Arroyo’s many sins and why she should be made to pay

Saturday 03rd, July 2010 / 09:12

By RONALYN V. OLEA
Bulatlat.com

MANILA — After nine years in power, Gloria Macapagal-Arroyo has left the Malacanang palace. She is no longer cloaked with presidential immunity, which she and her allies had used to shield her from corruption charges, human-rights violations and other alleged crimes against the Filipino people.

Up to her last weeks in office, impunity presented itself. For two consecutive days, journalists Jesiderio Camangyan, radio anchor of Sunrise FM in Davao Oriental, and Joselito Agustin of dzJC Aksyon Radyo in Laoag City, were shot dead. After the elections, human-rights worker Benjamin Bayles of Negros Occidental, union member Edward Panganiban of Laguna and Bayan Muna member Jim Gales of Davao were murdered in separate incidents.

In the past nine years, journalists and activists have become easy targets for assassination. According to the National Union of Journalists of the Philippines (NUJP), 104 journalists have been murdered under the Arroyo regime. Human-rights group Karapatan recorded 1,190 victims of extrajudicial killings under the Arroyo regime, from January 2001 to March 2010.

There had been 205 victims of enforced disappearances, 1,028 victims of torture, and hundreds of thousands were forcibly displaced in rural areas as a result of military operations.

These killings and other atrocities continue despite international condemnation and local protests. In fact, just this month, a five-member delegation of the Ecumenical Voice for Human Rights and Peace in the Philippines had gone to Geneva and made oral interventions at the 14th session of the United Nations Human Rights Council. They told the world that Arroyo’s counterinsurgency program has been the bloodiest and most vicious since martial law years.

Arroyo, as commander in chief of the armed forces, clearly condoned the killings. The absence of culpability of the known masterminds and the rewards given to the worst violators had emboldened the perpetrators even more to commit abuses.

Such impunity led to one of the greatest tragedies under the Arroyo regime, the Ampatuan massacre.
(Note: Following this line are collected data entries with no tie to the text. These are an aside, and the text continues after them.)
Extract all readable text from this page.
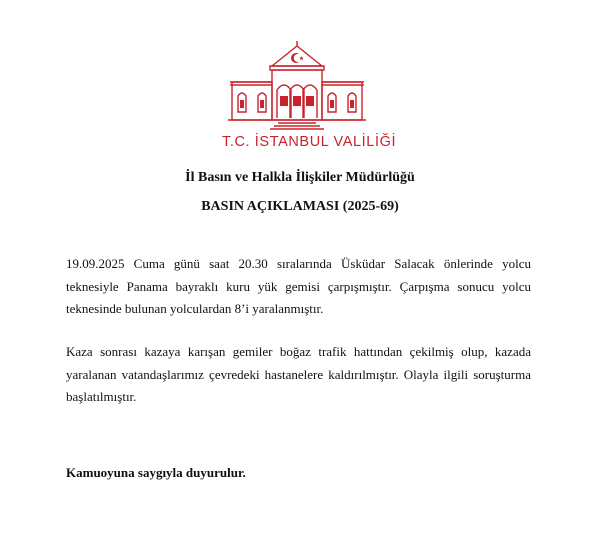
T.C. İSTANBUL VALİLİĞİ
İl Basın ve Halkla İlişkiler Müdürlüğü
BASIN AÇIKLAMASI (2025-69)

19.09.2025 Cuma günü saat 20.30 sıralarında Üsküdar Salacak önlerinde yolcu teknesiyle Panama bayraklı kuru yük gemisi çarpışmıştır. Çarpışma sonucu yolcu teknesinde bulunan yolculardan 8’i yaralanmıştır.

Kaza sonrası kazaya karışan gemiler boğaz trafik hattından çekilmiş olup, kazada yaralanan vatandaşlarımız çevredeki hastanelere kaldırılmıştır. Olayla ilgili soruşturma başlatılmıştır.

Kamuoyuna saygıyla duyurulur.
Closely allied with the Arroyos, the Ampatuans thought they could get away with the murder of 57 individuals, including 31 journalists. Already, the cases filed against the warlords of Maguindanao are at risk of going down the drain.

Impunity also persists in corruption and other scandals.

Arroyo and her husband Jose Miguel “Mike” Arroyo have also pocketed billions in various anomalous deals in the past nine years.


Using money, Arroyo was able to suppress seven impeachment cases filed against her. Using deception and repression, she was able to quell public outrage against her regime.

Following the expose on the “Hello Garci” election fraud scandal, Arroyo issued Proclamation 1017 and arrested leaders of the opposition, including the late Anakpawis congressman and labor leader Crispin Beltran. She also issued what was called a calibrated preemptive response (CPR) to break up mass protests.

To cover up for the cases of corruption and other scandals, Arroyo signed Executive Order 464 barring government officials from testifying before public inquiries without her approval.

Just recently, the Ombudsman, a close friend of the First Gentleman and a known ally of the president, absolved Arroyo and her husband from the aborted multimillion national broadband network deal with the Chinese telecom company ZTE.

Doubled Wealth

Arroyo’s declared wealth more than doubled in the past nine years. In 2001, when Arroyo took power, her total wealth was about P67 million. As of July 2009, according to her declared statement of assets and liabilities, her wealth has reached P144 million.

The “Jose Pidal” account that was exposed in 2003 had P321 million and the Arroyos’ real-estate properties in the United States totaled $7.1 million. The profligacy of the Arroyos, highlighted by that $20,000-dinner at Le Cirque in New York in August 2009, has enraged the poor and the hungry.

For how could she stomach the expensive dinner when back home, hunger has reached record numbers, with almost one in four Filipino households going hungry? In a 2009 report by the International Food Policy Research Institute (IFPRI), the Philippines ranked 34th on a scale of zero to 100 among 84 countries in the Global Hunger Index (GHI).